A tight share structure requires full transparency regarding the external tools used. Often founders do not know that their team uses free tools that have a clause in their terms and conditions granting rights to data to the service provider (SaaS). An IP audit maps all these touchpoints and allows for the renegotiation of contracts with providers or switching to tools that guarantee full data ownership. These are hard data that no technical auditor on the buyer's side will argue with.
Contaminating code with a GPL license can destroy a company's technological value overnight.

Production process documentation and logs
The credibility of IP ownership is confirmed not only by contracts but also by the history of commits in repositories like Git. The buyer's auditors check if the dates the code was created match the periods of validity of the contracts with the individual creators. If the logs show high developer activity in March 2022, and the contract with him was only signed in May, a legal gap arises. Money likes silence, and such a discrepancy in dates is an ideal pretext for questioning the legal cleanliness of the entire repository.
Proper ticket management in systems like Jira also constitutes an element of an IP audit. Every function in the code should be reflected in a task order, which constitutes additional evidence that the work was performed at the request and cost of the company. We verify if these systems are consistent with financial documentation and invoices issued by external contractors. Such a level of order in operational documentation increases the board's credibility and shows that the company is ready for a professional Exit without hidden risks.

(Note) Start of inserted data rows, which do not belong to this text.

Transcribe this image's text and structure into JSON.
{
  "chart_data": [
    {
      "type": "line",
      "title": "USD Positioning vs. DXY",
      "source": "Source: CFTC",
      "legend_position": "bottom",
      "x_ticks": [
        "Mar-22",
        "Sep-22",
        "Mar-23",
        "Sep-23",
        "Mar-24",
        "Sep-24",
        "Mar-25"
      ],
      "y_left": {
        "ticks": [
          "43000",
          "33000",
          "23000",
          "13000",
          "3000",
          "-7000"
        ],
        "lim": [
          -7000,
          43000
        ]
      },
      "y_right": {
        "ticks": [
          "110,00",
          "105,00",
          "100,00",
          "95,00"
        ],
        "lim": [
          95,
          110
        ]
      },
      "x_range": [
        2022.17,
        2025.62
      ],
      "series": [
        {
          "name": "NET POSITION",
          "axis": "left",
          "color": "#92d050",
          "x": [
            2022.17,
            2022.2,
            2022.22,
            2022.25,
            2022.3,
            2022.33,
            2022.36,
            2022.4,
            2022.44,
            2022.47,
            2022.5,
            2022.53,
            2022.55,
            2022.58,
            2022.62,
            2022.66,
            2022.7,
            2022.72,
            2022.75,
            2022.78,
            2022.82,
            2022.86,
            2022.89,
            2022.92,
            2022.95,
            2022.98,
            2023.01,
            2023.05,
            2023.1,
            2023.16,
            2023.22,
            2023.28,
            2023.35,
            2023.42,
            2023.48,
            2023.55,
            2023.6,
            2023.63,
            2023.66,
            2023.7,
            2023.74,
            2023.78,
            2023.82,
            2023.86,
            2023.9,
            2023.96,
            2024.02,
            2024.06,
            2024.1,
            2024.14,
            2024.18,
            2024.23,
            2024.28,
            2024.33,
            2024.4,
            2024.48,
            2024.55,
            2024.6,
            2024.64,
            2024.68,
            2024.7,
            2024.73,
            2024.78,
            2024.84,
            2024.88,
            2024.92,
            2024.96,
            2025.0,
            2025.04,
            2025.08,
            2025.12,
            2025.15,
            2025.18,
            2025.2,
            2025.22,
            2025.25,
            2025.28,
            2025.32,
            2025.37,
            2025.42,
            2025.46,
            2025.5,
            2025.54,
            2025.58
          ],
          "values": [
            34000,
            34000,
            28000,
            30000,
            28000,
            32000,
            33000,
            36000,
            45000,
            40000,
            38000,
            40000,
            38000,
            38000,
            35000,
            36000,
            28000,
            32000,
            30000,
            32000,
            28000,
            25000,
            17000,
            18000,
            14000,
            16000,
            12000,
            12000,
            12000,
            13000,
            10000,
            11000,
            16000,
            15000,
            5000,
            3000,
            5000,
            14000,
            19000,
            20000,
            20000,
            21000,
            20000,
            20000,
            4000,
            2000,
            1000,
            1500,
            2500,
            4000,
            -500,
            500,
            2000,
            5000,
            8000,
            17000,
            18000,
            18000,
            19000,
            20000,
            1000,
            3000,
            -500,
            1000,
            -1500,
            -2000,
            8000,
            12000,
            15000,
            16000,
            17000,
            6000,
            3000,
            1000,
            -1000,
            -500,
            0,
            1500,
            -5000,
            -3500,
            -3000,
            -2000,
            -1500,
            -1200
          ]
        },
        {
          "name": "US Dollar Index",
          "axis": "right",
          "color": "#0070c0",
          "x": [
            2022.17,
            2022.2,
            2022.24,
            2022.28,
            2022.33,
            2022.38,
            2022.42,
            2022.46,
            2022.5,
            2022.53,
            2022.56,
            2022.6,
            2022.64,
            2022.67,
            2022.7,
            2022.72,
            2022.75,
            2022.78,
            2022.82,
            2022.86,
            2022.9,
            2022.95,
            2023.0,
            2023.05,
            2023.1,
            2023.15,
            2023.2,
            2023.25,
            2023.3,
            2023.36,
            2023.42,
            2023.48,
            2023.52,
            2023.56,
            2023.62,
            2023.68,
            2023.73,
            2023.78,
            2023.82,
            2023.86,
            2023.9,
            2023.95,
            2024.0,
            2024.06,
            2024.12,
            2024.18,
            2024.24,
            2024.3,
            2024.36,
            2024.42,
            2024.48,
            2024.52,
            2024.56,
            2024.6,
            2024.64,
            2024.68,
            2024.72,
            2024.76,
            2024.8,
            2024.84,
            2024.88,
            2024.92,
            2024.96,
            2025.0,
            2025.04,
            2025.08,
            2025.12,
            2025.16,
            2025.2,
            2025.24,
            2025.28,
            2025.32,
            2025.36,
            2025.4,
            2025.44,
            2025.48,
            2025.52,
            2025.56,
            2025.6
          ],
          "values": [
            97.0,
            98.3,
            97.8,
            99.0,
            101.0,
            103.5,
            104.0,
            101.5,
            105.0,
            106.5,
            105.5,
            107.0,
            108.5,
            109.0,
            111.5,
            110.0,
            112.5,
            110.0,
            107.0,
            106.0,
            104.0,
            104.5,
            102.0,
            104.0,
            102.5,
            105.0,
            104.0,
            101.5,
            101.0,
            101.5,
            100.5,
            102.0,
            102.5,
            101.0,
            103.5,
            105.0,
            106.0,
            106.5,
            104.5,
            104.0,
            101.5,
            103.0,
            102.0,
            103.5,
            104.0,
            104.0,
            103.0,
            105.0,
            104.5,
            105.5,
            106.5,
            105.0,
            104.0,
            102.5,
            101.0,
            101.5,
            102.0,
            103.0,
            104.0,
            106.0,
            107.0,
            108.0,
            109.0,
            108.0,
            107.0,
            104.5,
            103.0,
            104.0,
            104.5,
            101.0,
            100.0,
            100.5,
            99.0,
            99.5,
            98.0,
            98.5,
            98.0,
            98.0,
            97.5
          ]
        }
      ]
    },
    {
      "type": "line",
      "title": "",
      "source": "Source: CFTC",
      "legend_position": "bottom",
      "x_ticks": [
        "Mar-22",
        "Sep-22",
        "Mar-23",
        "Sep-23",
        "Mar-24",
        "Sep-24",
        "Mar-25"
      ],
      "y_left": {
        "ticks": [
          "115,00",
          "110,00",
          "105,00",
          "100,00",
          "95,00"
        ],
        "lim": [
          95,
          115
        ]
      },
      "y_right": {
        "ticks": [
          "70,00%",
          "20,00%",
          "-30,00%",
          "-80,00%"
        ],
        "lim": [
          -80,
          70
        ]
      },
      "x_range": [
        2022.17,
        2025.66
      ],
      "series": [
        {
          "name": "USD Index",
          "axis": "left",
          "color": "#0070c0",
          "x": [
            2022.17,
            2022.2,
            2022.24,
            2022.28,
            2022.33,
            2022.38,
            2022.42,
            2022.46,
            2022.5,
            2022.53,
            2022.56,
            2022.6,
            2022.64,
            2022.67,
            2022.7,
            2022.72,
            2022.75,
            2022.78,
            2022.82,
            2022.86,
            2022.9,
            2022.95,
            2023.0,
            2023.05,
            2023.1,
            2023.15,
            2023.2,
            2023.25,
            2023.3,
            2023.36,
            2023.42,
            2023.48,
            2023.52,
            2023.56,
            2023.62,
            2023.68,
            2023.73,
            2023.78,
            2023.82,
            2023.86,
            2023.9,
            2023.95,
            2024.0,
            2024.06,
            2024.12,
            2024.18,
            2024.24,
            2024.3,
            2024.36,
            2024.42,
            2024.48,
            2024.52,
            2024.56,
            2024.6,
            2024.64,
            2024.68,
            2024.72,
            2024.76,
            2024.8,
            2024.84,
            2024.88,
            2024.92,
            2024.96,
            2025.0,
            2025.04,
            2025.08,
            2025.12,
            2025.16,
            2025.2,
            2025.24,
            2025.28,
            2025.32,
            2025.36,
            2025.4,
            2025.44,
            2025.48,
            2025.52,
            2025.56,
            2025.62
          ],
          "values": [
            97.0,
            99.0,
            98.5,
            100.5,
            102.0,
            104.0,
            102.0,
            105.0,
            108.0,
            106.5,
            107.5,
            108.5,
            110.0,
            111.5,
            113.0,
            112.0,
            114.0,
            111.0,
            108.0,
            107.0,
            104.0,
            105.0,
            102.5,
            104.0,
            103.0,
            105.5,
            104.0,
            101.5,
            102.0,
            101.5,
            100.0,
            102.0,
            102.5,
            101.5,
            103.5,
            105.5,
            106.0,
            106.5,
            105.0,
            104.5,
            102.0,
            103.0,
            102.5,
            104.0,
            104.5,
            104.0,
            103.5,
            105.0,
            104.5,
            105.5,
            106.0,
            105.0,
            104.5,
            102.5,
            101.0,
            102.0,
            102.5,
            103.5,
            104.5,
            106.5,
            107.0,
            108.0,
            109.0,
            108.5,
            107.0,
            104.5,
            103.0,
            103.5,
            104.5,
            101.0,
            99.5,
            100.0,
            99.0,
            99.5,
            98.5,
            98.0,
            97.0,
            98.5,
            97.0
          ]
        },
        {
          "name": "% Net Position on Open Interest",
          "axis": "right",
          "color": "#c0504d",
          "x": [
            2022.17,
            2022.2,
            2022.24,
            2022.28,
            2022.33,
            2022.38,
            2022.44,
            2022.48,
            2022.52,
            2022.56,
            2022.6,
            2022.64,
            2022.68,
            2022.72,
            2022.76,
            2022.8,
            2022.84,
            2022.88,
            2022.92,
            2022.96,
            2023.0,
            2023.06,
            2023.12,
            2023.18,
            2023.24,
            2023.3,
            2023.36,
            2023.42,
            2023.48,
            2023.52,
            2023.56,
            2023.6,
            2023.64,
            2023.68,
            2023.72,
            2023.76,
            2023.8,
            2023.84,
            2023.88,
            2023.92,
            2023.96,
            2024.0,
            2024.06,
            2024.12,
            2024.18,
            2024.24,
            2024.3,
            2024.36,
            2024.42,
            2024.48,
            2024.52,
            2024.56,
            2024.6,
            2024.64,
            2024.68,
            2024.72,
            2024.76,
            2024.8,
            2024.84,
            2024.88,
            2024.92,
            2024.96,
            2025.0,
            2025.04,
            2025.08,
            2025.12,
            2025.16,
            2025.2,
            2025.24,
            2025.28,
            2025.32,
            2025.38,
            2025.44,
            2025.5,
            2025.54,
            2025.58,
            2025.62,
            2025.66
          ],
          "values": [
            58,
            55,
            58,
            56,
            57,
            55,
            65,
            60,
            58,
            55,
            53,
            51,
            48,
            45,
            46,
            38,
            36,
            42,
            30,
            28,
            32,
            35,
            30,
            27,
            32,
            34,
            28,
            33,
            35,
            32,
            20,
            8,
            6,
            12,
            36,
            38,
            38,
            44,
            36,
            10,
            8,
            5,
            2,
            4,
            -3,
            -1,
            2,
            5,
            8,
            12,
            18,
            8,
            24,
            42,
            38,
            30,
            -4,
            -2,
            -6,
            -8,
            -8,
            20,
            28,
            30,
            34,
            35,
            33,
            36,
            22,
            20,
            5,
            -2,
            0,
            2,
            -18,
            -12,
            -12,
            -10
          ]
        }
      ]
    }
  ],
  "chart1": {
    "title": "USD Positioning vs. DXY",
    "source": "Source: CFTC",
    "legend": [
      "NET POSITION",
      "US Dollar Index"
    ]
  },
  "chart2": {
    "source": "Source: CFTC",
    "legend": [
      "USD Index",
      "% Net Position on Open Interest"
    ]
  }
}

We also check issues of web domain ownership, SSL certificates, and cloud computing accounts (AWS, Azure). It often turns out that key accounts are registered to the private email addresses of former partners or employees, which in 2023 led to the paralysis of one Katowice company for 3 days during the finalization of a contract. Moving these assets to company accounts is a simple step that, however, must be done before the investor starts examining the company so as not to raise unnecessary questions.
How to plan an IP audit before an Exit?
Preparing the IP layer for sale is a process that usually lasts 42 business days. The first step is a reliable inventory of all people who had access to the source code during the last 4 years of business. Next, we verify invoice payments, because in Polish law, a lack of timely payment can in certain situations be the basis for questioning the effectiveness of the copyright transfer. These are specific numbers and dates that must match in every spreadsheet presented to an investor.
Protecting shares starts with order in documents. If you are planning to sell the company within the next 10 months, an IP audit is an investment that pays off at the first round of questions from the buyer's lawyers. It allows you to avoid nervous corrections the night before signing a term-sheet and gives you confidence during tough price negotiations. A well-prepared technology company is one where every byte of data and every line of code has a clearly defined owner in folders with contracts.
Remember that business diplomacy is about eliminating fields of attack before the opponent notices them. Clean IP is the strongest shield you can possess as a founder. Our experience shows that companies with organized IP documentation close sales processes on average 31 days faster than those that have to patch gaps during due diligence. Hard facts don't lie—order in law is real profit in your bank account after the transaction is finalized.
Companies with organized IP close sales processes 31 days faster.